Without a TV in my home, I haven’t been privy to the awesomeness that is Rachel Maddow until last night, in my hotel room in Little Rock. She was speaking with Richard Holbrooke, US special rep for Afghanistan and Pakistan. Maddow had recently visited Afghanistan to report on the front there, so of course, the topic of the interview was the ongoing war. Why am I blogging about war in the context of evaluation?
Maddow tells Holbrooke about the police forces she saw in Afghanistan, where, in January of THIS YEAR, they were exiting marksmen classes with a 30-35 percent accuracy rate. Then the US worked out some magical intervention that, after only a few months, rose the exit accuracy rates to 95 percent. Our allied forces are now much better at killing people.
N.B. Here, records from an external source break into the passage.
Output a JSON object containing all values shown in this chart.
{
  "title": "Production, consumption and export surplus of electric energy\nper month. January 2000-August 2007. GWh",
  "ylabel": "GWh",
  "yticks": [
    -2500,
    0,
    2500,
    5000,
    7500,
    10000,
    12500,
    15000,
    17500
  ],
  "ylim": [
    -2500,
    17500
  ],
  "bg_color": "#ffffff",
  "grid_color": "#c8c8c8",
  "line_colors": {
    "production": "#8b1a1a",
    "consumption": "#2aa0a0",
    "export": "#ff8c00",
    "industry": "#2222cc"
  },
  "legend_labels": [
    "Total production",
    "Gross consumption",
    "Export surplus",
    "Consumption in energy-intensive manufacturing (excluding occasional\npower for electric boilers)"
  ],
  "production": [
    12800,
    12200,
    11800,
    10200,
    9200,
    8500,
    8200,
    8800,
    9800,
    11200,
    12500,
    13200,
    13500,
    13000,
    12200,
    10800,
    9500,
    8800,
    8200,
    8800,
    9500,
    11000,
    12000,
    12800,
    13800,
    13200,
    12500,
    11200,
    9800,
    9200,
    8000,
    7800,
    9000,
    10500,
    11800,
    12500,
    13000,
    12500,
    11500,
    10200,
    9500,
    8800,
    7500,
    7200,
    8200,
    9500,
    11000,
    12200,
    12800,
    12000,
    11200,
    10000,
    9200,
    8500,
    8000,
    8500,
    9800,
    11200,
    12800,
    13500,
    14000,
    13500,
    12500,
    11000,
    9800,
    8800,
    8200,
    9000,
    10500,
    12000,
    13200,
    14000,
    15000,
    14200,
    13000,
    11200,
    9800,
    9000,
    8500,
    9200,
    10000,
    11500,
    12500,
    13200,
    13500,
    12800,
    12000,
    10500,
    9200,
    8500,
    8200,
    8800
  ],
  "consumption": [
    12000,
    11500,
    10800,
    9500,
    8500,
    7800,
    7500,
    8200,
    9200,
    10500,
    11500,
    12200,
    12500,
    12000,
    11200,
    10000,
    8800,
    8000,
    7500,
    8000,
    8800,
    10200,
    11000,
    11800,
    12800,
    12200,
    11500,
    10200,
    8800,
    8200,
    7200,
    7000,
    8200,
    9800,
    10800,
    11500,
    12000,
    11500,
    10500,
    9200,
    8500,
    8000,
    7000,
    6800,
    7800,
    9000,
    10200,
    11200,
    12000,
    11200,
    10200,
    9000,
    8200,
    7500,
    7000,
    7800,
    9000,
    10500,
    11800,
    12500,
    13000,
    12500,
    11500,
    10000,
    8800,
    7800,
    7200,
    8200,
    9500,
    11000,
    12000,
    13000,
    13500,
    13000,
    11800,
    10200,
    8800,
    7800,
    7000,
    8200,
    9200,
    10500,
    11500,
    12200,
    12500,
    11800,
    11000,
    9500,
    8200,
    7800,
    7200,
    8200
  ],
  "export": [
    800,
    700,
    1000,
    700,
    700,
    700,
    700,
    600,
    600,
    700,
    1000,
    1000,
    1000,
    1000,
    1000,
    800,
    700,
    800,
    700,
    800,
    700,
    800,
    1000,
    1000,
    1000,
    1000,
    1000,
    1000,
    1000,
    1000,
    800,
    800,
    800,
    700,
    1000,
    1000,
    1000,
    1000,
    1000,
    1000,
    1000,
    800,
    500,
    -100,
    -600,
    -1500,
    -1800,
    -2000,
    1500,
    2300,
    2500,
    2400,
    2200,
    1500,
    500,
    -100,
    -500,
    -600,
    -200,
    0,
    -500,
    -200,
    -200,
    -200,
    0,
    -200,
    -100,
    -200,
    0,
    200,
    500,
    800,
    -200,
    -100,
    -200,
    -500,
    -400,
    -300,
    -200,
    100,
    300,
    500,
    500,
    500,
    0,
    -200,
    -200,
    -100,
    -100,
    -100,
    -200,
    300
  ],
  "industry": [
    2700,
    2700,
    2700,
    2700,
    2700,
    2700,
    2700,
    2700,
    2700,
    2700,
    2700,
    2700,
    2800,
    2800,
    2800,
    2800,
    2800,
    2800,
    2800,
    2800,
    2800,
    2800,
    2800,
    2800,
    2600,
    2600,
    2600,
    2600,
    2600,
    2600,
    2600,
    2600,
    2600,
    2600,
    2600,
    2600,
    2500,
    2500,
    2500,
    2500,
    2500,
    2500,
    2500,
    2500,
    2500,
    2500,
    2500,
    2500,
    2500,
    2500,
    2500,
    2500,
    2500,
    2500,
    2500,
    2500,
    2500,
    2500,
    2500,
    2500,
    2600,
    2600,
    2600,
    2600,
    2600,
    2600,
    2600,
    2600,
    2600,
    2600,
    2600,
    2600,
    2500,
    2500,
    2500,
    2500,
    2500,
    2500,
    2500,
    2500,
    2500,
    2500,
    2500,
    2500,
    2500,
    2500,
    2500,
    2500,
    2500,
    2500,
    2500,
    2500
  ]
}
Whew.
But the clincher was when Maddow, only half-rhetorically, asks her guest: What the hell have we been doing there for the last eight years???
How did was the situation allowed to go so long with such poor performance, at the expense of thousands of lives and billions of taxpayer dollars? Well?
A lack of evaluation got us there, of course. It was the simple fact that no one took the care to collect and/or use data on the accuracy of marksmen skills.
But much like any social service intervention that promises a lot and shows early signs of success, we still have work to do. A single posttest is necessary but insufficient. Continued evaluation will be needed to demonstrate that the skill levels have been maintained two months, six months, one year down the road. The story is not yet complete, Ms. Maddow. Keep asking the hard questions.